As I wrote in my 1994 review of Ray Mueller's The Power of the Image: Lenny Riefenstahl, it was, in fact, a better documentary. This sentence is to describe Riefenstahl's 1935 "Triumph of the Will", the film recorded the 1934 Nazi party in Nuremberg held a grand meeting and rally. Others, too, would have agreed with me, and we would all recall the widely accepted notion that this movie is great but evil, and then comment that it raises the question of whether "great art can really serve? The Will of Evil" controversy. Later, when I wrote a review for the racist Birth of a Nation, I mentioned Triumph of the Will again.

But how clear are my memories of Triumph of the Will? I remember watching it when I was in college, and even in 1994 , my recollections are very old and vague, not to mention how great this movie has been over the years All sorts of rants are also superimposed on top of it. Now, I'm rewatching it again and can't believe I've ever praised it. This is certainly one of the most historically significant documentaries of all time, but one of the best? It's a terrible movie, numbingly boring, flat, overly long, and not even "brainwashed" because it's clumsy enough to be brainwashed by anyone but true believers. This "great movie" isn't great because the movies that stand in the same category are great and good, it's great in its reputation and the shadow it casts.

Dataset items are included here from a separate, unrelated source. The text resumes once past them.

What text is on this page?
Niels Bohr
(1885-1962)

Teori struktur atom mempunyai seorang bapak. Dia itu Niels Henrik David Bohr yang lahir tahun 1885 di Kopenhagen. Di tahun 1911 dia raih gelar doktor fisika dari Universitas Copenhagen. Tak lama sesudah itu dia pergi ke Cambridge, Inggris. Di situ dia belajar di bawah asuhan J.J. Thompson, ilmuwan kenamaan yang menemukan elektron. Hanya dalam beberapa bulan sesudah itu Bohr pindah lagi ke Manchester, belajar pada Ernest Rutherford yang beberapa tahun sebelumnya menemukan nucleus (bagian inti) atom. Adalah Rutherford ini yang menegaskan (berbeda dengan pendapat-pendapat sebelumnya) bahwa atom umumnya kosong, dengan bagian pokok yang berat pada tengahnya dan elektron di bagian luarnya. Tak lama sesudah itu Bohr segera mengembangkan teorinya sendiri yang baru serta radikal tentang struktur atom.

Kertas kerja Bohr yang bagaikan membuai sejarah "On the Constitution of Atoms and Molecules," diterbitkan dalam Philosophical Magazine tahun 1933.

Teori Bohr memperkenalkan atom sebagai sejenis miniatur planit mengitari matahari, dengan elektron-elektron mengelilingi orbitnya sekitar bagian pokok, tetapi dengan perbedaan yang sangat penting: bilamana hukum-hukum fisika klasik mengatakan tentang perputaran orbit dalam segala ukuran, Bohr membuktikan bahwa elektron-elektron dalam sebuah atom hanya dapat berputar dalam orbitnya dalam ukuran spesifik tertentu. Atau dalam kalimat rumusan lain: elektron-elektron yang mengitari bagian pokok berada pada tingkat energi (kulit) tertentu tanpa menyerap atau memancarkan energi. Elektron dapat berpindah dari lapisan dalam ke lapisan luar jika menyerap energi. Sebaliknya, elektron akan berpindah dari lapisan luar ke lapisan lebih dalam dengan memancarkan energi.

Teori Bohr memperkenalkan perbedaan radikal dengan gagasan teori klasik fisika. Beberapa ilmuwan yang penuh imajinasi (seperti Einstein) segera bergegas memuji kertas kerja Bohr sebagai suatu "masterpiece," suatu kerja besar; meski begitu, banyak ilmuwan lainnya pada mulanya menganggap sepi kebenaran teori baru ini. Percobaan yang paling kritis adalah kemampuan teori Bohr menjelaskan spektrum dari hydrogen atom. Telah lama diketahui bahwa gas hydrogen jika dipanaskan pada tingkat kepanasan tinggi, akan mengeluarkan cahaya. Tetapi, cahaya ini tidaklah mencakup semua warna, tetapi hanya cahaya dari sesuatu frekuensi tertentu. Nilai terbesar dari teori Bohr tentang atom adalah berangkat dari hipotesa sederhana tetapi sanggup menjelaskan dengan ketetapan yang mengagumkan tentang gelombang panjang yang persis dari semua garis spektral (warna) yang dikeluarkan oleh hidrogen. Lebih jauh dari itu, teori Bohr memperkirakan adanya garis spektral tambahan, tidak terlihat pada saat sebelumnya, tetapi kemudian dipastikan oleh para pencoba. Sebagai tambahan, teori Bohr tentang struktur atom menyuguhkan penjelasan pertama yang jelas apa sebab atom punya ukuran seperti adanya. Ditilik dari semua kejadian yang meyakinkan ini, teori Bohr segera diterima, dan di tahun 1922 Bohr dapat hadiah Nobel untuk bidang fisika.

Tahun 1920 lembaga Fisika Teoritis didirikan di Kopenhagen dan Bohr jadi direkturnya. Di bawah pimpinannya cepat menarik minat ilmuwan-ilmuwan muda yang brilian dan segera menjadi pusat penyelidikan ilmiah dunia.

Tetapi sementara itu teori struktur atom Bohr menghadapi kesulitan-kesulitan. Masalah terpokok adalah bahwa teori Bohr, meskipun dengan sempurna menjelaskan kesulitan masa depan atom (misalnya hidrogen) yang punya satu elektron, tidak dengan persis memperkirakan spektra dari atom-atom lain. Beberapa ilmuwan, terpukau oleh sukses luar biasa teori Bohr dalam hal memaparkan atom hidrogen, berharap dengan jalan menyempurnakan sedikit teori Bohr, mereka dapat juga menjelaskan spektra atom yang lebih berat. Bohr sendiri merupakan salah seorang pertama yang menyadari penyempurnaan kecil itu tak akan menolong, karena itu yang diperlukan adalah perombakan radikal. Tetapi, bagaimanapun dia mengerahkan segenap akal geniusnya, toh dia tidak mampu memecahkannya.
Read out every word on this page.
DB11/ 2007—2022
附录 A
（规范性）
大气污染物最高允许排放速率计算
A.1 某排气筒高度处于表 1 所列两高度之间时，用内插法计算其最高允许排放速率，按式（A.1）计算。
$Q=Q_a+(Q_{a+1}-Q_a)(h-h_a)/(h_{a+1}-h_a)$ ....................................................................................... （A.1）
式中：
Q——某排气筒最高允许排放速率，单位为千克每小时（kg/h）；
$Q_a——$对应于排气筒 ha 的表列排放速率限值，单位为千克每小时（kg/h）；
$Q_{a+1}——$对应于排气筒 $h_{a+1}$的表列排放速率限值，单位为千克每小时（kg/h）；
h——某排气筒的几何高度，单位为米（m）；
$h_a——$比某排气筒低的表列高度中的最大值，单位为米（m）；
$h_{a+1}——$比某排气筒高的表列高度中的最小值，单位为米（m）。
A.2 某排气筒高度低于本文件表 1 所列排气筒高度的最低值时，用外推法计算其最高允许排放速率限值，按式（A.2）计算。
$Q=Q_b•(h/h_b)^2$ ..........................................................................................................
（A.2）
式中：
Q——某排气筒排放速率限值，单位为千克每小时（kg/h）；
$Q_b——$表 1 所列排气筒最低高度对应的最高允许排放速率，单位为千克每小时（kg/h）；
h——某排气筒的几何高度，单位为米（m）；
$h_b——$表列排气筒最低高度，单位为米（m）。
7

Have you actually seen this movie in recent years? It documents the gathering in Nuremberg in September 1934 of hundreds of Nazi Party members, troops and supporters to be reviewed by Adolf Hitler. Review is the key word here. Large sections of the film consist only of various phalanxes of infantry, cavalry, artillery, and even workers carrying shovels as rifles, walking past Hitler in perfect, stiff formation, with their right hands raised. Tribute to him and be paid back with the same tribute. The film opens with Hitler greeting a phalanx outside and ends with his closing speech for the conference in a hall.

Imagine another movie where hundreds of people gather, another movie where people's attention is also focused on one or a few people on a distant stage, and another movie where it's these few people enjoying the crowd adored movie. There is no doubt that the film is the 1970 rock documentary Woodstock 1969. But consider how that film's director, Michael Wadley, approached this formal challenge. He opens with all the preparations for a big music festival, then turns to the audience who drive, bike, walk, and then come to the place where they eat. He made the man who gave the crowd a portable toilet, Port-O-San Man, a folk hero. He focuses on people sleeping in tents, lying on grass, bathing in running water, and even drenching clouds and rain. He focuses on people covered in shadows or covered in mud. He focuses on the medical problem and then on the dispersing crowd.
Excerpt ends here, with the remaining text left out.